Cynthia Ward on “Up in the Air” and Diversity

Cynthia Ward and Nisi Shawl are guestblogging on Booklifenow this week. Here’s Cynthia’s first solo post.

[SPOILER WARNING: If you haven’t seen the movie Up in the Air, you may want to skip this post.]

I don’t own a television and rarely get to the movies, so I tend to mentally drift into a happy fantasy world, one in which I imagine Hollywood has finally started to reflect the everyday human diversity you find merely by driving off a movie lot onto the L.A. streets.

My fantasy world is not, however, one in which all Hollywood releases have become great works of art. So I’m always pleasantly surprised to encounter an exceptional movie like Up in the Air. You get strong writing, sharp dialogue, superior acting, and even the occasional unpredictable plot twist. You also get timeliness, since its topic is corporate downsizing.

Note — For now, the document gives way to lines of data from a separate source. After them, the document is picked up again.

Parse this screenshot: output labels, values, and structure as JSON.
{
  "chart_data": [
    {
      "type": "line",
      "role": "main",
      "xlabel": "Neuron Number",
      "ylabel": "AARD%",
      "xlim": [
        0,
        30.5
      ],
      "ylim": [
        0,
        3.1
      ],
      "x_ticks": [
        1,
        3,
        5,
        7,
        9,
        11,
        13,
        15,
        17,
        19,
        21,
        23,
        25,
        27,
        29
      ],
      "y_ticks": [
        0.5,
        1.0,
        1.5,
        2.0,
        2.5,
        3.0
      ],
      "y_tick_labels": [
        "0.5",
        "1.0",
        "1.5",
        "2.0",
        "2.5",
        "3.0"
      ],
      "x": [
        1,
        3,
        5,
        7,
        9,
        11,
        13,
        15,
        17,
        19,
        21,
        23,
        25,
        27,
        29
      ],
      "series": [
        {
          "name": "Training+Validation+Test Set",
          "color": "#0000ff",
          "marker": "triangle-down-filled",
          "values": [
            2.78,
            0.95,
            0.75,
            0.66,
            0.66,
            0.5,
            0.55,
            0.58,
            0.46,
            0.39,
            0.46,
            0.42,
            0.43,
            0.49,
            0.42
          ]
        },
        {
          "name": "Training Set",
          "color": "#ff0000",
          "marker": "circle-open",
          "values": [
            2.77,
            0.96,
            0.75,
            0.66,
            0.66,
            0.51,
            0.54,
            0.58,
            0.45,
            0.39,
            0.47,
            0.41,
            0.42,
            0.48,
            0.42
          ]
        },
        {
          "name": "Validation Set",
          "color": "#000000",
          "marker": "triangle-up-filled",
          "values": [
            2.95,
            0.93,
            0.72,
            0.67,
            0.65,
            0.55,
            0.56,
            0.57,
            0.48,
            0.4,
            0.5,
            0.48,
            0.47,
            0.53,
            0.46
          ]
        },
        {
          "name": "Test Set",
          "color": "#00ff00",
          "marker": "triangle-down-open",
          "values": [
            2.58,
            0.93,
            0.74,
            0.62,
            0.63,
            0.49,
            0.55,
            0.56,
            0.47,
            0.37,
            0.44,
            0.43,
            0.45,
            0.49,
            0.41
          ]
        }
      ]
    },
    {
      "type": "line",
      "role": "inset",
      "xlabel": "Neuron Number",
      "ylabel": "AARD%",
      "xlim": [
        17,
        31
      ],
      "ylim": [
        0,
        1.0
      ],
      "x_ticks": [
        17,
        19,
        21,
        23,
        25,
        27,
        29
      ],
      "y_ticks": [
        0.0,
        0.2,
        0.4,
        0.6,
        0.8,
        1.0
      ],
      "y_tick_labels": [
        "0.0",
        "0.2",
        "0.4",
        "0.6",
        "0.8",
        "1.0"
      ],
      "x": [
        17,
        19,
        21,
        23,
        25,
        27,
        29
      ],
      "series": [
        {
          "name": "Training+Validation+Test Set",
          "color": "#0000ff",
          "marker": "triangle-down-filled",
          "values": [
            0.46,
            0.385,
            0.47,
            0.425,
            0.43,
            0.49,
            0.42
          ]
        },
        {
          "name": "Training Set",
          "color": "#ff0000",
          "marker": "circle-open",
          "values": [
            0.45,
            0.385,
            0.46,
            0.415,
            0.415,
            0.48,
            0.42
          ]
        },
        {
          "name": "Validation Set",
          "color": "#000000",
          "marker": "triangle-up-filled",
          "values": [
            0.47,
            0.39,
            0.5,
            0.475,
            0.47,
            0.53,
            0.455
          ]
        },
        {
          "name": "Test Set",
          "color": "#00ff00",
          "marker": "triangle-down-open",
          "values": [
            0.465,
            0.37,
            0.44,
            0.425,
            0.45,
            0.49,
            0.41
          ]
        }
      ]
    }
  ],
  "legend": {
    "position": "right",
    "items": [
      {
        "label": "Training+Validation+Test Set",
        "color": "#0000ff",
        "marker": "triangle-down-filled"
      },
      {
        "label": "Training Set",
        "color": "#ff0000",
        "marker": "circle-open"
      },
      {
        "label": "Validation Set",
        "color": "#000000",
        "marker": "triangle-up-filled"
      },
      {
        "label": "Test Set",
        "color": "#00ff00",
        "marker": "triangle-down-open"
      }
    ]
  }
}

What you don’t get so much is diversity.

I should probably provide some context, because, after all, if the movie were set in Maine, and featured a man driving all over Bangor firing people, no one remotely familiar with the state would be surprised if the guy’s boss and coworkers were all white.

However, given that protagonist Ryan Bingham lives in the Midwest and jets all over the United States firing people, this is a remarkably white movie. His coworkers, his boss, his lover, his siblings, and their friends and families—white. Racial diversity is pretty much confined to the characters being fired, which gives the unfortunate message—oubtless unintentional, but still present—that minorities exist to be fired.

Even worse, the character who reacts most negatively to being fired is a black woman.

While watching Up in the Air, I could just hear the gears grinding in the movie-makers’ heads: “We need to include an important black character. I know! She can be the character who commits suicide and causes one of the main characters to change her life!”

She’s just there to die and change a white character’s life? Well, I will agree that she’s certainly an important—even pivotal—character in Up in the Air. But she’s still a token.

You could even argue that, though this is a mainstream movie with no fantasy elements, she’s just another “magical negro”, present solely to facilitate change in a white character.

How do you avoid tokenism? It’s not terribly complicated. In the case of Up in the Air, it doesn’t even require changing the suicide’s race.

All that’s required in Up in the Air is mixing some diversity into the non-downsized section of the cast. Some nonwhite coworkers would be nice. Bingham’s boss could be African American, or Samoan, or Hispanic; you could make his sister’s fiance’ East Indian or Native American and add some people of color to their wedding guests. You could even make one or both of Ryan’s siblings into non-white adopted sisters.

Even better, you could make one or more of the movie’s three main characters a person or people of color.

Yeah, I know. What a starry-eyed dreamer I am, expecting Hollywood to present an interracial romance in a movie without making that movie about interracial dating. What a happy fantasy world I live in, thinking Hollywood would risk even as little (by its standards) as $25 million (source, Los Angeles Times, ) on a film with a nonwhite male or female lead.

Still, that leaves the third major character, Natalie Keener, “a fresh young Cornell graduate who has recently graduated at the top of her class [and has introduced a software system to] fire people from a remote location over the internet” (Internet Movie Database, ). There’s no reason she couldn’t have been African American.

No reason except, perhaps, that it didn’t occur to those casting the movie that a hotshot computer-savvy Cornell valedictorian could be black.

However, since as a writer reading this you’re probably not casting a Hollywood movie, you’re free to mix it up in ways Hollywood can’t or won’t.

It doesn’t take a lot of work. It just takes a little thought.

And you don’t even need to do that little bit of thinking in your first draft (though it could certainly make your rewriting task easier).

I would love to say that I’m always mindful of diversity in my fiction writing. But, when left to their own devices, my first drafts lapse readily into a remarkably white and straight state.

So I just rewrite. Which I have to do anyway. And so do you.

If you were thinking about seeing Up in the Air, go. It’s a strong movie, one you can simultaneously enjoy as a viewer and learn from as a writer, in its strengths as well as its failure.